Applicant's summary and conclusion

Conclusions:
According to the results of the study, the test substance sodium sulfide is not mutagenic in the Ames test under the experimental conditions chosen here.
Executive summary:

The substance Natriumsulfid was tested for mutagenicity in the Ames test:

- Strains: TA 1535, TA 100, TA 1537, TA 98

- Dose range: 20 µg - 5000 µg/plate (SPT); 4 µg - 2500 µg/plate (PIT)

- Test conditions: Standard plate test (SPT) and preincubation test (PIT) both with and without metabolic activation (rat liver S-9 mix).

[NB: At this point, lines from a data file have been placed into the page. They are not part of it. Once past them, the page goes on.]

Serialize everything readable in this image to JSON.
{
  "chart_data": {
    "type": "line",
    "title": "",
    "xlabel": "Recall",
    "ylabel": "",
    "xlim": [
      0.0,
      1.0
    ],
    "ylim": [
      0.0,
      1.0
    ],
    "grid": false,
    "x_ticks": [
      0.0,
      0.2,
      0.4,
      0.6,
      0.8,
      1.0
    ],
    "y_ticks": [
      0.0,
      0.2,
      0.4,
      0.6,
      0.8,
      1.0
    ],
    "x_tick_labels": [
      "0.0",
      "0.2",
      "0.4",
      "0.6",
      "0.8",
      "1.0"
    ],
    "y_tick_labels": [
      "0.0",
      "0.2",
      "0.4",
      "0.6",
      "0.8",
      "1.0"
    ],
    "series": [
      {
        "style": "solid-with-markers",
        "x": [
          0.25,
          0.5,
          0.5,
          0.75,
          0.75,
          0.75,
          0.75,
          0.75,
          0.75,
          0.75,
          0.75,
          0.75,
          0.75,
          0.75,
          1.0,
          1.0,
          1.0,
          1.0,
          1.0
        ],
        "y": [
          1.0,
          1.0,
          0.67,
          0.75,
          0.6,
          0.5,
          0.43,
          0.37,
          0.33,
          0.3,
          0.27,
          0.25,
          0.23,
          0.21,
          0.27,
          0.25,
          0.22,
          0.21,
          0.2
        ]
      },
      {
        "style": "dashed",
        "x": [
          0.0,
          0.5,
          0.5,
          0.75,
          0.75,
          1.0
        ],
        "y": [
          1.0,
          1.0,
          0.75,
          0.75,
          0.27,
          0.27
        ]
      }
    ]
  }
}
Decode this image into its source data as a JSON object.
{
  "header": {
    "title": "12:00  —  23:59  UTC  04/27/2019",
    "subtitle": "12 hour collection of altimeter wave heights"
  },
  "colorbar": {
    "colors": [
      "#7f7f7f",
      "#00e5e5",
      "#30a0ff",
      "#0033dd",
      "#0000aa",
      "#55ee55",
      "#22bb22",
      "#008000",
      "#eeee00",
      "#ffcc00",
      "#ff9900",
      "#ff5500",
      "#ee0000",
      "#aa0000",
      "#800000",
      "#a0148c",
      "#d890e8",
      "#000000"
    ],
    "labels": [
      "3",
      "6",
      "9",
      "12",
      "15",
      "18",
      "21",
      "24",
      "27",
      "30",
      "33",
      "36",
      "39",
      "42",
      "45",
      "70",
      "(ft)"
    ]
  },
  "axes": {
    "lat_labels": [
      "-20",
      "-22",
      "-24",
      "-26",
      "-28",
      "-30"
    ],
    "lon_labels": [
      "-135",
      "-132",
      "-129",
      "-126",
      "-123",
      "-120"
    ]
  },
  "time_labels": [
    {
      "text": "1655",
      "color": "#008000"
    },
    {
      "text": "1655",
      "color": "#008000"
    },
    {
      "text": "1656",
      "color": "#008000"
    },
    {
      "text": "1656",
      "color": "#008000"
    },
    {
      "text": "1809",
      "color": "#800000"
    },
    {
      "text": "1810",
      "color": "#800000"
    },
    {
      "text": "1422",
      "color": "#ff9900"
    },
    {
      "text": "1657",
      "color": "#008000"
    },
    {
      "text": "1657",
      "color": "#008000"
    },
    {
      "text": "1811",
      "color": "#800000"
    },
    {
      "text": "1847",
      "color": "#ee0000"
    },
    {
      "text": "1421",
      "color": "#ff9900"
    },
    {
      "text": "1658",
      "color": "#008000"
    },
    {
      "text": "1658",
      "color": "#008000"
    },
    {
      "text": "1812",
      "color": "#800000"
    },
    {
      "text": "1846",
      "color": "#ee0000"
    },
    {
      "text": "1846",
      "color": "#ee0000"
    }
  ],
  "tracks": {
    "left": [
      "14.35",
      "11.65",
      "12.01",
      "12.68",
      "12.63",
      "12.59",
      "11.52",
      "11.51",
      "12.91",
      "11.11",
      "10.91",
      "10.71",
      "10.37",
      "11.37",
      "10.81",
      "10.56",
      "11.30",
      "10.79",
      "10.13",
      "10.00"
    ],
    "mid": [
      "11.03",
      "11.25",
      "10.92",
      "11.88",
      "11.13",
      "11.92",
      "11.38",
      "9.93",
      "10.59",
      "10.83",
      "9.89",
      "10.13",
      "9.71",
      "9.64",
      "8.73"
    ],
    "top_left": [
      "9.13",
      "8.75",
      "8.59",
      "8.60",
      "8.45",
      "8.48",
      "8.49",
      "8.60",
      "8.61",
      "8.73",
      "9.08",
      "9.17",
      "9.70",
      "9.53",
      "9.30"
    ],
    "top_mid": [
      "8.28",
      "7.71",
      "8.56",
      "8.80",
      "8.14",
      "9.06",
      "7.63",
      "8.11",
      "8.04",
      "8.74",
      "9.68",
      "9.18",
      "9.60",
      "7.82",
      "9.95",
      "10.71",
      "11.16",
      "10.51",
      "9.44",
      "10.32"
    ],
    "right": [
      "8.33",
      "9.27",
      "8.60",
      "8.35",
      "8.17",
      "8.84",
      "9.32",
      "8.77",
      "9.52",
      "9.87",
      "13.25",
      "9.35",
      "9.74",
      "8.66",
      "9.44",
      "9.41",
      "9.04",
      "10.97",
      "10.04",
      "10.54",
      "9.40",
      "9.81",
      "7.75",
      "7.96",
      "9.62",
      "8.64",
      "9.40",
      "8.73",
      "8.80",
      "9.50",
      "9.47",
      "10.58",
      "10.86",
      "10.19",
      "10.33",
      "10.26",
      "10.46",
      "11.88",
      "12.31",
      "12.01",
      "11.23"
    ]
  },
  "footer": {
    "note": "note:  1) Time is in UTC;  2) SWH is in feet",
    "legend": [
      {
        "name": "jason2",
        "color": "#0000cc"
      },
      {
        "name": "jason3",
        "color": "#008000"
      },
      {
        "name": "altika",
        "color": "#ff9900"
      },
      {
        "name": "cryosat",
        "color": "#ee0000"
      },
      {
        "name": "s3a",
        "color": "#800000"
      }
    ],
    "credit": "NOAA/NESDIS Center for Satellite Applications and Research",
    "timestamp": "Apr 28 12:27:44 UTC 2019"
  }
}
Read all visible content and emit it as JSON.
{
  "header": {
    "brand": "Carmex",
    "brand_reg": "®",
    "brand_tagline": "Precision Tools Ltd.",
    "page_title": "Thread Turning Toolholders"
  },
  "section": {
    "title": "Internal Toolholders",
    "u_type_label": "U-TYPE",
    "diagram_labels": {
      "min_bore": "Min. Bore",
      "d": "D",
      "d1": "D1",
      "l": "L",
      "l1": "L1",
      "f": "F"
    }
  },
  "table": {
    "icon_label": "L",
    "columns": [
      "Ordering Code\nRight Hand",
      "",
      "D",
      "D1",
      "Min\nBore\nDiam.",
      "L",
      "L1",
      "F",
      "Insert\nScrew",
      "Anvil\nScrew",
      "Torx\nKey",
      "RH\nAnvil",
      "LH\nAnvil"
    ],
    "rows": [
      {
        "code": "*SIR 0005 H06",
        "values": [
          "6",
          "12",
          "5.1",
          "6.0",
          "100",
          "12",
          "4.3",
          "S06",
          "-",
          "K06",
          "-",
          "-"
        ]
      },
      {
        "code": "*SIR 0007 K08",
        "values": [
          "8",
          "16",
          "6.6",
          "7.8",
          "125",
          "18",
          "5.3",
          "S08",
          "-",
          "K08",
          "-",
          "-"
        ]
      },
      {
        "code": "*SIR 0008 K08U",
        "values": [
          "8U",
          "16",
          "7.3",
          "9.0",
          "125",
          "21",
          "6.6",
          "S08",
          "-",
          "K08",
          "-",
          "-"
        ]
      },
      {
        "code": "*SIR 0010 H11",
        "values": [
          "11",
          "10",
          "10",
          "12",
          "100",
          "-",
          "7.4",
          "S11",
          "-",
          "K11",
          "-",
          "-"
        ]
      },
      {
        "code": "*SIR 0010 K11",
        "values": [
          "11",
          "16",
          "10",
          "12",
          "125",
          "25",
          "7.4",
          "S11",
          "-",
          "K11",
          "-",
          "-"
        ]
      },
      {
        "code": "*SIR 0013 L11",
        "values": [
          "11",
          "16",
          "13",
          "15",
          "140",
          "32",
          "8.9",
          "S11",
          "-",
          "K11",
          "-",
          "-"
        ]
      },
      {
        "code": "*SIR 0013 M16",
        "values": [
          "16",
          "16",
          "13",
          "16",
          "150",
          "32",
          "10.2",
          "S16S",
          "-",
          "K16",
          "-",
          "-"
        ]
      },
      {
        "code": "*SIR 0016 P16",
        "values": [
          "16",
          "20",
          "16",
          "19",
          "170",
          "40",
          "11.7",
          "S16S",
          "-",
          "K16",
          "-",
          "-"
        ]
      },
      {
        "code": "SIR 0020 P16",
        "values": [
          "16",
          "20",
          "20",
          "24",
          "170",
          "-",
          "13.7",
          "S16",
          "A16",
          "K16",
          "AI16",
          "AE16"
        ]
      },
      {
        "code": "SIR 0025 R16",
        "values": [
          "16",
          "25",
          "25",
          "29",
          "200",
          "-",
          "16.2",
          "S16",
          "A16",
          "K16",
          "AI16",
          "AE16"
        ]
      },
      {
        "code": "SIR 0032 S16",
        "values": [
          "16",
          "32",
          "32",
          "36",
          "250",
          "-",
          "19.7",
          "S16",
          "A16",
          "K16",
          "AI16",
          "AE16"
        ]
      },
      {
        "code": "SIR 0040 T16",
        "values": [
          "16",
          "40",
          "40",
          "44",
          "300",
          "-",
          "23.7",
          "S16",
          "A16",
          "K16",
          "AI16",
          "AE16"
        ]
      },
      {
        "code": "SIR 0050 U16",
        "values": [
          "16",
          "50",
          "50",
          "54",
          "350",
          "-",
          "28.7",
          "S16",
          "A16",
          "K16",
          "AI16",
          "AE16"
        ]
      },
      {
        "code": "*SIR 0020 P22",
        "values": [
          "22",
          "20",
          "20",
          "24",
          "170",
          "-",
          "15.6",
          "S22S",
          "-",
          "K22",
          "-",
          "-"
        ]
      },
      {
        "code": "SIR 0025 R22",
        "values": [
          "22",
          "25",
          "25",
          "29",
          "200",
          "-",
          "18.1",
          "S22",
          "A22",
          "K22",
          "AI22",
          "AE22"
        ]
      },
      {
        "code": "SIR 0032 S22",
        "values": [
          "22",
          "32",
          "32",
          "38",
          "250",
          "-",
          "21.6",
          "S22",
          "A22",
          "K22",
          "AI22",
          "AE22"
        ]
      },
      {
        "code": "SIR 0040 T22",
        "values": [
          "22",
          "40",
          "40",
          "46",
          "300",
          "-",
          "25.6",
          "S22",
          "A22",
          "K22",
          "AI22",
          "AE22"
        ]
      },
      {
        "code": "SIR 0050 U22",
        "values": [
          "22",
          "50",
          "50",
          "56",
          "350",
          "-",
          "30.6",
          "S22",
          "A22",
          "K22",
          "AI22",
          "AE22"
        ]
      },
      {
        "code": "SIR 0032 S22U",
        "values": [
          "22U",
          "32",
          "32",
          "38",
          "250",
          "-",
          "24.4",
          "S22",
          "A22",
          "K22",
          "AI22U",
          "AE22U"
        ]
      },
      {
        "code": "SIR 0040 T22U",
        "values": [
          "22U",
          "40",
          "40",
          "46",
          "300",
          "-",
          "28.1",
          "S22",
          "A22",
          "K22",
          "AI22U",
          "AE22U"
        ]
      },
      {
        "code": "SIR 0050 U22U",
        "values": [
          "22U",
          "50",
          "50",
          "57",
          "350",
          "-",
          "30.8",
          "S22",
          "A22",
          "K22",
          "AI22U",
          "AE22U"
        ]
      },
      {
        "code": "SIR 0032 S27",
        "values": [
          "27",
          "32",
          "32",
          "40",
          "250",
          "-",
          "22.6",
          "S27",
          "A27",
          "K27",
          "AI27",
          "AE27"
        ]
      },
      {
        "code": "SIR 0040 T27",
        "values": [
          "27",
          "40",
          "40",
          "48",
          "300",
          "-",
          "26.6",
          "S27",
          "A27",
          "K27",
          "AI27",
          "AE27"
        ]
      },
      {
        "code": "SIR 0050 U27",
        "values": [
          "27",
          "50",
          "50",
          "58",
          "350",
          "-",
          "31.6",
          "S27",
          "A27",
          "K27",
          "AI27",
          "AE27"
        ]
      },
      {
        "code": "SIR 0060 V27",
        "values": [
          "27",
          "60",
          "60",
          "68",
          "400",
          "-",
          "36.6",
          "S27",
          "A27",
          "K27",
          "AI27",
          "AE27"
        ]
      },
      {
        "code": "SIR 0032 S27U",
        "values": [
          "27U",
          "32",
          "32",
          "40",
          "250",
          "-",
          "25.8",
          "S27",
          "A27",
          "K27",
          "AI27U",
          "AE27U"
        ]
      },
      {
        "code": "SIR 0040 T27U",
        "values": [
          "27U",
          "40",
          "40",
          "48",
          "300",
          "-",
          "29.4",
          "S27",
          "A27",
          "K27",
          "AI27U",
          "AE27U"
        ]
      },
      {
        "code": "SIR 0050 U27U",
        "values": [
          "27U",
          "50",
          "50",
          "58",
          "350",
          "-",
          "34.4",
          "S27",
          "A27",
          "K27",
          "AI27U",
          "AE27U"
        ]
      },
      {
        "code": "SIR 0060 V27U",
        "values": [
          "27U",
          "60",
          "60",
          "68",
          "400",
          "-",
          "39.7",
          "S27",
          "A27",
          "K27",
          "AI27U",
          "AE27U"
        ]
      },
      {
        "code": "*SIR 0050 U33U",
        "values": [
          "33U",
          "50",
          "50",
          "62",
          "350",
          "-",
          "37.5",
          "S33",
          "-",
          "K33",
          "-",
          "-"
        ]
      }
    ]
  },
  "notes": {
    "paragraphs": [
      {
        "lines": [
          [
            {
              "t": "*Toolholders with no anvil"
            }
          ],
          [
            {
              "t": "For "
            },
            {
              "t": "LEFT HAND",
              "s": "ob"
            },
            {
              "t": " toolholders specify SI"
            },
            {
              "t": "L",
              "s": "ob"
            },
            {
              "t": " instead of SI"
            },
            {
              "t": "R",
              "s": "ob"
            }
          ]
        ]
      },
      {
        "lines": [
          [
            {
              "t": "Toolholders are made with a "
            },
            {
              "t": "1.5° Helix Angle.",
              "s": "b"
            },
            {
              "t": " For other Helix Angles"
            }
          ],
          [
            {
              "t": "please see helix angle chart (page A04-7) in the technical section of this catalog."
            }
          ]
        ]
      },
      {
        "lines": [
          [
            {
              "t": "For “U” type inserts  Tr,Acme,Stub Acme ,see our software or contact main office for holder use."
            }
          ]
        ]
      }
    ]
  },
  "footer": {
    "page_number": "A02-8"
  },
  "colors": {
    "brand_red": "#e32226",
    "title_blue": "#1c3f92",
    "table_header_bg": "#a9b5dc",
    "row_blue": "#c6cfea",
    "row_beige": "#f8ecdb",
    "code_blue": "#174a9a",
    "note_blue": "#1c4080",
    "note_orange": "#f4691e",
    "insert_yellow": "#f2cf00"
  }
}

- Solubility: Complete solubility of the test substance in DMSO.

Toxicity

A bacteriotoxic effect was observed using TA 1535, TA 1537 and TA 98 depending on the test conditions at doses >= 2500 µg/plate.

Using TA 100 only a slight decrease in the number of his+ revertants was observed in the PIT without S-9 mix at 2500 µg/plate.

Mutagenicity

An increase in the number of his+ revertants was not observed both in the standard plate test and in the preincubation test either without S-9 mix or after the addition of a metabolizing system.

Conclusion

According to the results of the present study, the test substance Natriumsulfid is not mutagenic in the Ames test under the experimental conditions chosen here.